Un an et demi après le lancement de l’iPad, au printemps 2010, l’intuition initiale des éditeurs de presse se confirme : pour la lecture des journaux et magazines en ligne, la tablette numérique d’Apple s’impose comme un « game changer » - l’objet magique qui vient bouleverser les règles du jeu, comme l’iPod l’avait fait pour la musique il y a dix ans. Leurs craintes se vérifient également : Apple s’installe entre les journaux et leurs lecteurs.
Déjà vendu à 40 millions d’exemplaires, dont plus d’un million en France (soit près de 90 % des ventes de tablettes), l’iPad est avant tout un outil de consommation de médias : nomadisme intégral, possibilité de connexion permanente, manipulation instinctive et ludique, taille adaptée à la lecture, haute qualité visuelle, système d’exploitation permettant une infinité d’innovations...

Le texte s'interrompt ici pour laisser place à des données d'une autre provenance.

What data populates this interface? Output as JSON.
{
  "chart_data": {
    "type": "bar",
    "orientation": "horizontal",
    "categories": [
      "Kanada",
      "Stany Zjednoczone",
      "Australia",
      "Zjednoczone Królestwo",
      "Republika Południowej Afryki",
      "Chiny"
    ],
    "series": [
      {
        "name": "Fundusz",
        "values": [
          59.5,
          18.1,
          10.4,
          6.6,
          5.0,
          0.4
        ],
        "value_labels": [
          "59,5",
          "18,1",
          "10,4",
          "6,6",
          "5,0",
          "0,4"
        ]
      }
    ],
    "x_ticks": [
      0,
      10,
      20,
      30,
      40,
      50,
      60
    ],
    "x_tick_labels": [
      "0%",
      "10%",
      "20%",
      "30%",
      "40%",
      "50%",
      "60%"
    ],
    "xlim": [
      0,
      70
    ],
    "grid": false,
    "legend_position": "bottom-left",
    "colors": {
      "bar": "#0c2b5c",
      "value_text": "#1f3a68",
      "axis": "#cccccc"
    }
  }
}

Bien entendu, tous les avantages offerts par l’iPad se paient, cher, souligne une enquête du Monde. Exploitant au maximum sa position dominante, la société Apple impose aux éditeurs de presse des conditions très rudes. L’App Store (magasin en ligne d’Apple) se réserve le droit de refuser une application, sans explication, et sans appel. Si l’application est acceptée, Apple exige que les éditeurs utilisent exclusivement son système de paiement intégré (In-App Purchase), et prélève une commission de 30 % sur toutes les transactions financières.